Barbara Bonfilio: il corpo, la memoria, la luce – Conversazione con l’artista
Per la serie Stupor Mundi Ellebi Lab ha coinvolto l’artista calabrese Barbara Bonfilio, la cui ricerca pittorica esplora da sempre il rapporto fra corpo, ambiente e interiorità. Con lei abbiamo parlato della genesi di Aurum Natura, della figura di Isabella d’Aragona e della sfida che ha rappresentato il dover trasformare la pittura in accessori e oggetti che abitano la quotidianità.
Nella tua ricerca artistica indaghi spesso il rapporto fra corpo, soggetto femminile, ambiente e interiorità. In che modo questo approccio è confluito nei lavori pensati per Ellebi Lab?

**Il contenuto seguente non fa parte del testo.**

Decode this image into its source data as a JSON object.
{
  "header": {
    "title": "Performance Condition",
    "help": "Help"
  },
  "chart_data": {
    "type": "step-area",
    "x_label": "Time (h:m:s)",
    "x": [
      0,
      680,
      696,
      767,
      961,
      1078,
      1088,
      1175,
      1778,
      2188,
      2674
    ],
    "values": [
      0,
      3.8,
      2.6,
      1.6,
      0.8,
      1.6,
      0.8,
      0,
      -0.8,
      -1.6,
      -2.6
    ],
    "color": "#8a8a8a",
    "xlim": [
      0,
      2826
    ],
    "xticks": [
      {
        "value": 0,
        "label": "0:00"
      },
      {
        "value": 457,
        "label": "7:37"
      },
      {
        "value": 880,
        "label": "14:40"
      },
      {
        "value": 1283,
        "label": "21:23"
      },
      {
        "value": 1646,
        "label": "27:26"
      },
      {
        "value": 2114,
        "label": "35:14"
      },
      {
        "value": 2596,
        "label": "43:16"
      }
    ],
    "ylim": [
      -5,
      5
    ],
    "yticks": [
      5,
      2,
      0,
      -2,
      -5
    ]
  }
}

La mia ricerca nasce da un’urgenza personale: quella di esplorare il corpo come luogo di memoria, trasformazione e resistenza. Il soggetto femminile è una figura centrale, non solo come identità biologica ma come simbolo di stratificazione storica, simbolica e culturale. Nei lavori pensati per Ellebi Lab ho voluto portare avanti questa riflessione cercando di fare emergere una femminilità che dialoga con l’ambiente, che si fonde con esso, che lo abita e al contempo ne è abitata.
Questi lavori hanno preso il nome di Aurum Natura: perché?
Aurum Natura è un titolo che tiene insieme una tensione, una dualità che mi affascina da tempo. L’oro come materia e insieme elemento alchemico che attraversa l’opera, che la illumina e ne rivela la profondità; la natura come matrice originaria, il grembo da cui tutto nasce. Come forza, ciclicità, radicamento. Unire questi due concetti significa per me riconoscere il valore del sacro nel quotidiano, della bellezza che resiste nel tempo, della femminilità come spazio fertile e luminoso. Aurum Natura è un invito a guardare oltre la superficie, a cercare il prezioso nell’essenziale.
In questo progetto sviluppato per la serie Stupor Mundi hai dialogato con elementi del patrimonio locale e, in particolare, con il monumento di Isabella d’Aragona. Cosa ti ha guidata in questa scelta?
La figura di Isabella d’Aragona mi ha colpita profondamente. è una donna che ha attraversato la storia con forza e intelligenza ma che è stata relegata, silenziosa, ad un ruolo secondario nella narrazione ufficiale. Il suo monumento solido e austero mi ha fatto riflettere sul modo in cui le donne vengono ricordate e celebrate. In generale, il dialogo con il patrimonio locale è stato per me un modo per radicare il progetto in un contesto vivo e creare un ponte tra pietra e carne, storia e visione. Isabella è diventata una guida silenziosa che ha orientato il mio lavoro insieme con forza e delicatezza.
Come vivi la collaborazione con Ellebi Lab?
La collaborazione con Ellebi Lab è stata e continua ad essere una delle esperienze più stimolanti dell’ultimo periodo. Ho trovato un ambiente aperto, curioso, capace di accogliere la mia ricerca con rispetto e attenzione. Lavorare con Marilena e Claudia significa poter condividere idee, dubbi, intuizioni e sentirsi parte di un progetto più ampio che mette al centro l’arte come motore di pensiero e relazione. Mi ha consentito di esplorare nuove direzioni, di mettermi in discussione e approdare a linguaggi che non avevo ancora esplorato. È poi una relazione umana fatta di fiducia e di entusiasmo. Ellebi Lab è un luogo di crescita e di scambio.
Come hai vissuto la sfida di tradurre la tua pittura e le tue atmosfere in oggetti e accessori?
Si è trattata di una sfida affascinante; mi ha costretta a ripensare il mio linguaggio in modo radicale. La pittura per me è un processo lento, meditativo, che nasce da un tempo interiore. Trasformare tutto ciò in accessori ha richiesto un lavoro di sintesi, ma anche di fedeltà poetica. Ho cercato di mantenere intatta l’atmosfera delle mie opere, seppur tramutandole in forme che possono essere vissute e indossate. Ogni accessorio è pensato come frammento di narrazione, come paesaggio da portare con sè.
Accettare questa sfida è stato un modo per rendere la mia arte più accessibile senza rinunciare alla profondità. Ho scoperto nuovi modi di raccontare ed essere creativa.